Pressure is defined as the force exerted per unit area. It is an important concept in physics and engineering and is commonly measured in pascals (Pa). The formula for pressure is:
\( P = \frac{F}{A} \) where:

• \( P \) is the pressure
• \( F \) is the force applied
• \( A \) is the area over which the force is applied

In the exercise, atmospheric pressure at sea level is given as \( 101325 \, \text{Pa} \). This pressure can be understood as the weight of the atmosphere pressing down on \( 1 \, \text{m}^2 \) of surface area. Knowing this helps in calculating forces and, as we saw in Part (a), the mass of the atmosphere above a given area.

Density

Density is a measure of how much mass is contained in a given volume. It is typically expressed in kilograms per cubic meter (kg/m³) or grams per cubic centimeter (g/cm³). The formula for density is:
\( \rho = \frac{m}{V} \) where:

• \( \rho \) is the density
• \( m \) is the mass
• \( V \) is the volume

In Part (b) of the exercise, osmium's density is given as \( 22.6 \, \text{g/cm}^3 \), which we convert to \( 22600 \, \text{kg/m}^3 \). This value is used to calculate the volume and height of the osmium column required to exert the same pressure as the atmosphere.

Transition Metals

Transition metals are elements found in groups 3-12 of the periodic table. They are characterized by having an incomplete d subshell in at least one of their oxidation states. These metals are known for their unique properties, including high melting points, high densities, and the ability to form various oxidation states.

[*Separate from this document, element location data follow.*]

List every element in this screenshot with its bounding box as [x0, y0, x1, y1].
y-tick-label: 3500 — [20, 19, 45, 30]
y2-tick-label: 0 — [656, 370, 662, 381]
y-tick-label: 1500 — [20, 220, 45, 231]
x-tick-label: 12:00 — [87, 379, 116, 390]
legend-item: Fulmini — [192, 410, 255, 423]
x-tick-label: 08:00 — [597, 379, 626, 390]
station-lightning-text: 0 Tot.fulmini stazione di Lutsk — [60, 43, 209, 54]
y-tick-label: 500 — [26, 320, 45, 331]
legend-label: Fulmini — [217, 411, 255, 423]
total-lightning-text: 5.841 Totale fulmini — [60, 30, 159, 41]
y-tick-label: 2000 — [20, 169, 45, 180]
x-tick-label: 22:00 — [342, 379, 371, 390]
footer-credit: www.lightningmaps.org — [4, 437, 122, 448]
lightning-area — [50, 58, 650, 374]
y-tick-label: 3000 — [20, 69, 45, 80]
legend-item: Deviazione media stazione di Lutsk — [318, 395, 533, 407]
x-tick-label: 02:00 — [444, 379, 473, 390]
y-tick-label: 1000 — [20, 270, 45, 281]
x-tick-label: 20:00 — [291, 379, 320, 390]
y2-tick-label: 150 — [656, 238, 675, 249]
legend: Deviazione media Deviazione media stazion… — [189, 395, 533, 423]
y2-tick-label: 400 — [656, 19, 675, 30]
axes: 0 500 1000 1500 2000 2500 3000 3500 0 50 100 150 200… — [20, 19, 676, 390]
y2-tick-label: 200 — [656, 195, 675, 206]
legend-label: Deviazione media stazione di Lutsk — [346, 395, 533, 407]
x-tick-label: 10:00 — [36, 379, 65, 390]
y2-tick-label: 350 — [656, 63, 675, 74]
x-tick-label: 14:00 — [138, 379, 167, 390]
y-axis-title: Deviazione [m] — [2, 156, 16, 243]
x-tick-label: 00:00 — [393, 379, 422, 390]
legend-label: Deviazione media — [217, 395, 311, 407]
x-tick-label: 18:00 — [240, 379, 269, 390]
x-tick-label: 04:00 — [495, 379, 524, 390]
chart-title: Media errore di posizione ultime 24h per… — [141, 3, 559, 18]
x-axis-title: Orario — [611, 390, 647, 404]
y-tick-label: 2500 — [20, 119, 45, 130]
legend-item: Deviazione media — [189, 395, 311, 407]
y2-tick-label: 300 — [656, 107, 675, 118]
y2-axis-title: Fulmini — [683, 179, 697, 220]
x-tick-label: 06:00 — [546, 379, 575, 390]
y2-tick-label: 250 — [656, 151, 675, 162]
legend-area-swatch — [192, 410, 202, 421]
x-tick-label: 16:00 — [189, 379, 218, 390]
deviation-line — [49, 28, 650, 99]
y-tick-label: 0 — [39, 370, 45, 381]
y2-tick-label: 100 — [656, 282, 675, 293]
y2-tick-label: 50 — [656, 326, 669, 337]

Osmium is an example of a transition metal and has the highest density of any natural element. It belongs to Group 8B of the periodic table, with a density of \( 22.6 \, \text{g/cm}^3 \). This extraordinary density makes osmium incredibly heavy even in small volumes, which is why it is used in Part (b) of the problem to match atmospheric pressure using a compact column.